2. Mazal PR, Schaufler R, Altenhuber-Müller R, et al. Derivation of nephrogenic adenomas from renal tubular cells in kidney-transplant recipients. N Engl J Med. 2002 Aug 29;347(9):653-9.
3. Netto GJ, Epstein JI. Benign Mimickers of Prostate Adenocarcinoma on Needle Biopsy and Transurethral Resection. Surg Pathol Clin. 2008 Dec;1(1):1-41.Incorrect
Answer: C. Nephrogenic adenoma
Histology: The bladder biopsies show partially denuded benign urothelium that where intact displays small uniform nuclei with overlying umbrella cells. The lamina propria contains chronic inflammatory cells including eosinophils. One tissue fragments contains irregular glands/tubule-like structures located in the lamina propria immediately underneath benign surface urothelium. The glands are lined by hobnail cells with bland cytology. By immunohistochemistry, the glands are positive for Pax8 and negative for GATA3.
Discussion: The bladder biopsy contains a nephrogenic adenoma, a benign proliferation which is believed to be derived from renal tubule epithelium. Evidence supporting renal derivation of nephrogenic adenoma comes from both immunohistochemistry (positivity for PAX8 and PAX2), but also based on studies of nephrogenic adenomas in patients with renal transplants. In these studies, the X-chromosome status of the nephrogenic adenoma mirrored the gender of the kidney donor and not the host patient. Nephrogenic adenomas most commonly occur in the bladder but can also be seen elsewhere in the urinary tract such as the urethra, ureter or renal pelvis, and typically occur in patients with a history of prior genitourinary instrumentation (e.g., renal transplant, genitourinary surgery). Nephrogenic adenomas can have variable histologic appearances: the spaces may appear more tubular, glandular or vascular-like; the individual cells may be cuboidal, eosinophilic, mucinous or signet-ring like. Nephrogenic adenomas are typically bland with minimal mitotic activity, but they can show degenerative-type atypia. One primary diagnostic pitfall with nephrogenic adenoma is prostatic adenocarcinoma, but they can also mimic urothelial carcinoma with glandular differentiation, vascular lesions, and clear cell adenocarcinoma. By immunohistochemistry, nephrogenic adenomas are positive for PAX8, PAX2, and AMACR/Racemase; may be positive for PSA; and are negative for vascular markers (CD34, ERG, CD31) and urothelial markers (p63, GATA3). (Notice that nephrogenic adenomas may be PSA+, Racemase+ and p63-, thus mimicking the staining pattern of prostatic adenocarcinoma on a PIN4 stain!)
References:
1. Oliva E, Young RH. Nephrogenic adenoma of the urinary tract: a review of the microscopic appearance of 80 cases with emphasis on unusual features. Mod Pathol. 1995 Sep;8(7):722-30.

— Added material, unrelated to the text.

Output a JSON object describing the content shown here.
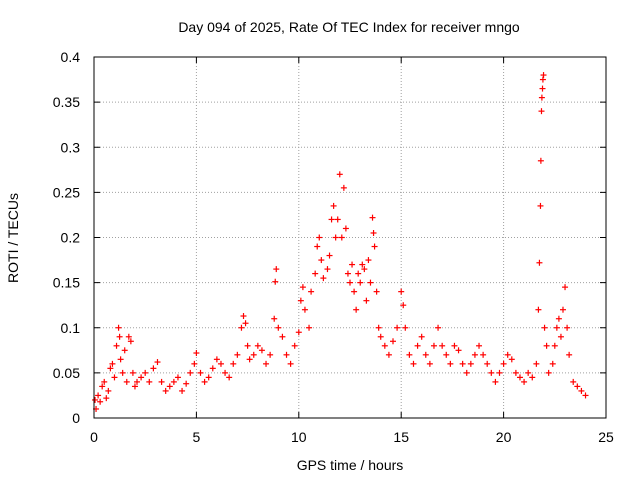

2. Mazal PR, Schaufler R, Altenhuber-Müller R, et al. Derivation of nephrogenic adenomas from renal tubular cells in kidney-transplant recipients. N Engl J Med. 2002 Aug 29;347(9):653-9.
3. Netto GJ, Epstein JI. Benign Mimickers of Prostate Adenocarcinoma on Needle Biopsy and Transurethral Resection. Surg Pathol Clin. 2008 Dec;1(1):1-41.